Posted: Mon Aug 11, 2008 7:03 pm
by dronil
Hi,

Sorry if this has already been answered somewhere, but since I am a real newbie/dummy with linux and linuxsampler, I'd really appreciate some guidance! (This is actually my first post to a bb ever, so please bear with me.)

Thing is, would someone recommend compile time settings for an Intel Q6600 (core2quad) 64-bit UbuntuStudio 8.04.1, 8Gbyte RAM system where increased polyphony is needed?

I've been trying to understand what settings to change but I am still very uncertain what settings should be changed to what degree and why...(as I said I am really ignorant to all this...). I've read the debian howto on the main site and most of the topics in this bb and I am still uncertain what to do...

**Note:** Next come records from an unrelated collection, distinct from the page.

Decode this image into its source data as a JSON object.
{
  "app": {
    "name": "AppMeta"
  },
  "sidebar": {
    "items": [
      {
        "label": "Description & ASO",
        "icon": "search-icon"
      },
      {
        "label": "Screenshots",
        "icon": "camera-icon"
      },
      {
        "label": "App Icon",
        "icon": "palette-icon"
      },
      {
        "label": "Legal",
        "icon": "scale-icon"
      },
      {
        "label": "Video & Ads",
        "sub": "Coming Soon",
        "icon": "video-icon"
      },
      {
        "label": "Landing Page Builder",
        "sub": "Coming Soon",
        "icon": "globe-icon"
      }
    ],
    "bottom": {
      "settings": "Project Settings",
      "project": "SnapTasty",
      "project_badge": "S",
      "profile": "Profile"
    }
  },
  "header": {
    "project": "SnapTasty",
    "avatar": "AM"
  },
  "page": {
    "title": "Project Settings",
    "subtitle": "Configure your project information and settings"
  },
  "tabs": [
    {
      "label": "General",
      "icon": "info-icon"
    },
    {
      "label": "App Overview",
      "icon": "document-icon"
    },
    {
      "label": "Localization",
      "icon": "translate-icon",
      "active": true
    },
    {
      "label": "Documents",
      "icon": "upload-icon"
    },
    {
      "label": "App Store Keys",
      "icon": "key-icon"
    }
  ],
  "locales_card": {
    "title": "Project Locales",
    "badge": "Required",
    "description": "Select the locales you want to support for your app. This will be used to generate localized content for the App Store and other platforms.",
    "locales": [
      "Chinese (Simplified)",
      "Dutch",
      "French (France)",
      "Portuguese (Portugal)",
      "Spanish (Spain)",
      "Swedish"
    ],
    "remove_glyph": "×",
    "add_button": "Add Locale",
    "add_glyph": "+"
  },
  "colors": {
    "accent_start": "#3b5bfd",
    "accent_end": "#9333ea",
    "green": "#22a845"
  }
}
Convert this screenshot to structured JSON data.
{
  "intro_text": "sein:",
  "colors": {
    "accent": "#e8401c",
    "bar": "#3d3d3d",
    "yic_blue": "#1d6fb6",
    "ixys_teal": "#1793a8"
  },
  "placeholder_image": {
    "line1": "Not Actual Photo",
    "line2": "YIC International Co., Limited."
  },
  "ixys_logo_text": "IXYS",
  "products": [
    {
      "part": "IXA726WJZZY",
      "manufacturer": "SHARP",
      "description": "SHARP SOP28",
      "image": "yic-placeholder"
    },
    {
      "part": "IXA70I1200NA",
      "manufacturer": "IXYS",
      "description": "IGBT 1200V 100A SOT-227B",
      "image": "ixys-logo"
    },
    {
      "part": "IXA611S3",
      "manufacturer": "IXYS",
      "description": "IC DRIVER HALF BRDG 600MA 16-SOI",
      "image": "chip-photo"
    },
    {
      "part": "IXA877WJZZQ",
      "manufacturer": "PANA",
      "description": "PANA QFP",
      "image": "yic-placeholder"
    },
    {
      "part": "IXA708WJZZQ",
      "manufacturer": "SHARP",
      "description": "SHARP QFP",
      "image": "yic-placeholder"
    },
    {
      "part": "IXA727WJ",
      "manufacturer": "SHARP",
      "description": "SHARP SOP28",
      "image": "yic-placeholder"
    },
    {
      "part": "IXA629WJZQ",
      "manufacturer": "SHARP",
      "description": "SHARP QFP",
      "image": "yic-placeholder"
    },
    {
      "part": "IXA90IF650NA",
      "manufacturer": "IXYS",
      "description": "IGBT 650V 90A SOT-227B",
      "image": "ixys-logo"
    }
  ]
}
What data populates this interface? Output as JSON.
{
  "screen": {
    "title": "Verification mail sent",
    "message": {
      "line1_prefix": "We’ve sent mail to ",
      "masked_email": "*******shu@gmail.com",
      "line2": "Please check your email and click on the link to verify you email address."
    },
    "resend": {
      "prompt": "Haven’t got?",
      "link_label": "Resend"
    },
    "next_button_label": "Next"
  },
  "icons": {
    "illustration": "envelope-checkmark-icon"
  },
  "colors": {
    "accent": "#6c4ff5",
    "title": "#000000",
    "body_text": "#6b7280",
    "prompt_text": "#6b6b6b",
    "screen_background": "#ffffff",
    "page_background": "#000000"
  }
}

I do have LS running today but want to increase polyphony and at the same time optimize for my hardware. I really like LS and will from now on take the linux path (abandoning MS$). I use it both for playing virtual piano and a virtual theater pipe organ (MiditZer) and it works great - but with Miditzer it seems I sometimes run out of polyphony (or is it voices?).

I have also been trying to find out what all compile time default (and min-max) settings and metrics are - is this documented somewhere?

Sorry if I sound confusing, hope you understand what I'm looking for...

Anyway, any input will be highly appreciated, for sure!

/dronil

Re: Help with compile time settings for a Q6600 linux box

Posted: Tue Aug 12, 2008 3:54 am
by ccherrett
--enable-preload-samples=32768
--enable-max-streams=800
--enable-max-voices=760

That is what I have setup for my config. You set those variables when running ./configure.

So:

./configure --enable-preload-samples=32768 --enable-max-streams=800 --enable-max-voices=760

I cannot remember what exactly these options do although the names seem clear. You can search from there to get what you need. Your machine could easily handle these options I have and give you what you need. The settings here are used for my Orchestral setup so the organ should be nothing.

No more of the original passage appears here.